Expulsó al español Barradas que quiso reconquistar México en 1829 y obtuvo entonce el generalato. Triunfador de memorables batallas, perdedor en desproporcionada guerras. Promotor de nuestro Himno Nacional en su undécimo periodo gubernamental (para lo cual sus empleados y amigos organizaron en 1853 un concurso que ganaron sus mismos amigos y empleados), impulsó el telégrafo, creó la secretaría de gobernación para vigilar a sus enemigos, venció a los franceses en 1838 perdiendo una pierna, venció a los norteamericanos en El Álamo en 1836, fracasó en la dirección de la guerra de 1847, salió exiliado varias veces y -septuegenario- ofreció sus servicios a Juárez y Maximiliano.

El mal necesario del siglo XIX fue este hombre -masón escocés- solicitado por todos los grupos, insultado por todos los partidos.
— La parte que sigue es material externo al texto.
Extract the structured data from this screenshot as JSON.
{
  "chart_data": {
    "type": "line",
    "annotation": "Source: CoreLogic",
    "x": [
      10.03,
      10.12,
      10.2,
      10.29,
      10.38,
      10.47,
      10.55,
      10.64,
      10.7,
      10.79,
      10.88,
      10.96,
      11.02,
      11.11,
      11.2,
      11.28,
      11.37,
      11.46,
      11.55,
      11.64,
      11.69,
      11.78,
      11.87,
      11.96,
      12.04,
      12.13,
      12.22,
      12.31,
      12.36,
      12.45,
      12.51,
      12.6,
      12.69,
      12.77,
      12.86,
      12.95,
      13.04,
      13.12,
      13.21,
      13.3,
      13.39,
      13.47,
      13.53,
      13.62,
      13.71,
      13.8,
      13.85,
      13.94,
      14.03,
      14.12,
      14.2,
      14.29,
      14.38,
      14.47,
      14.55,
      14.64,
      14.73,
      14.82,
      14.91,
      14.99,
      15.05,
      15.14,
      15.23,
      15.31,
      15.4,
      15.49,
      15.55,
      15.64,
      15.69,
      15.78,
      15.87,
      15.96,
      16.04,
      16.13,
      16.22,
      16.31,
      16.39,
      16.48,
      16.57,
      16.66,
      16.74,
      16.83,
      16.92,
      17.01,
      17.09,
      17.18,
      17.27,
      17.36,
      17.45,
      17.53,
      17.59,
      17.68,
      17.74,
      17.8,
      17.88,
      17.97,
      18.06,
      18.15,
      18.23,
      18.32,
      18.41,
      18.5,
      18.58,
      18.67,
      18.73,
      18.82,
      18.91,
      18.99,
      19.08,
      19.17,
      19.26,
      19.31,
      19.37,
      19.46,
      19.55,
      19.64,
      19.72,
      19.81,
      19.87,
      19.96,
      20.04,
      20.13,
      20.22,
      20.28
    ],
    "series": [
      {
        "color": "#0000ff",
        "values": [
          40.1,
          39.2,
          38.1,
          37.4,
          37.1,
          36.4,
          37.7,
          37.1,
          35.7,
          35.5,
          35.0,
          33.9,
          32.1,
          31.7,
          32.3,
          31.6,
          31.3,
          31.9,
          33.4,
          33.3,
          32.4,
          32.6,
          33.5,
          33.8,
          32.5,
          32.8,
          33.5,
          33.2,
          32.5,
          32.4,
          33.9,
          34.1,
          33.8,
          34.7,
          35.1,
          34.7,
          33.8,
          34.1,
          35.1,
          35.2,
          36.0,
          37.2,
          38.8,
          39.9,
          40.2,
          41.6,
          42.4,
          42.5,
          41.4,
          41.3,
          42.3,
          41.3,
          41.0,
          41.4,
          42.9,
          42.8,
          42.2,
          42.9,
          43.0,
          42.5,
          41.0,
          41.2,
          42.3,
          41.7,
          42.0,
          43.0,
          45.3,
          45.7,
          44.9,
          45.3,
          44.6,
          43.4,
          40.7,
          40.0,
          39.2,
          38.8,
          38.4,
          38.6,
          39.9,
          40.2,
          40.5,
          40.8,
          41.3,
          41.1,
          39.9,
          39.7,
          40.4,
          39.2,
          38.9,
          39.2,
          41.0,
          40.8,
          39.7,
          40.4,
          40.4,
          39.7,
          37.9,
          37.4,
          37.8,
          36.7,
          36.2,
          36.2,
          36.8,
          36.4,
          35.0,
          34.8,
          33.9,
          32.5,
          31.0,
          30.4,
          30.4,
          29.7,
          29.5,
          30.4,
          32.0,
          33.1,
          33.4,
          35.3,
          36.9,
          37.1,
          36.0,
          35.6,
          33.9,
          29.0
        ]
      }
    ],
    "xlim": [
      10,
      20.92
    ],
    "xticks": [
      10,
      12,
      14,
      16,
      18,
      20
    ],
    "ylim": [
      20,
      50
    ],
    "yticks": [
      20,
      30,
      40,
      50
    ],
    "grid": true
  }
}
Las siguientes son las principales referencias acerca del rito masónico en que militó:

  • Richard E. Chism (en Una Contribución a la Historia Masónica de México, 1899) dice que Santa Anna "se proclamaba masón del Rito Escocés, aunque en realidad no fue más que "un escocés" del partido político de aquel nombre, que desde muchos años [atrás] había sido nada más que una facción clerical".
  • José María Mateos (en Historia de la Masonería en México, 1884) afirma que el Plan de Cuernavaca de mayo de 1834 -que echó por tierra las reformas liberales de 1833- se redujo a proclamar la religión y los fueros, siendo entonces Santa Anna un masón escocés.
  • Michael Costeloe (en La Primera República Federal de México, p.130, F.C.E., 1975) sostiene que, en 1827, por haber sido electo vicegobernador de Veracruz por una legislatura de mayoría escocesa, hacía suponer que "tendía a apoyar a los escoceses". Wilfred Hardy Callcot (en Santa Anna: the Story of an Enigma that Once was Mexico", 1936, citado por Costeloe, p.130) refiere que Santa Anna estaba comprometido con el partido escocés.
  • El historiador -también escocés- Lucas Alamán (en Historia de México, tomo V) sostenía que uno de sus amigos tenía pruebas irrefutables de que Santa Anna se había afiliado a la sociedad escocesa durante su estancia en Yucatán (1824-25).
  • Carlos María de Bustamante en su Continuación del Cuadro Histórico... (citado por Harold D. Sims en La Expulsión de los Españoles en México, 1974) informa de un rumor según el cual el vicegobernador veracruzano Santa Anna se hizo yorkino en noviembre de 1827 a los 32 años de edad.

Ni como historiadores, ni como veracruzanos, ni como masones, nos preocupamos por haberle escrito a este general en el bicentenario de su nacimiento.

Salud, para este olvidado general escocés que no tiene a nadie quien le escriba.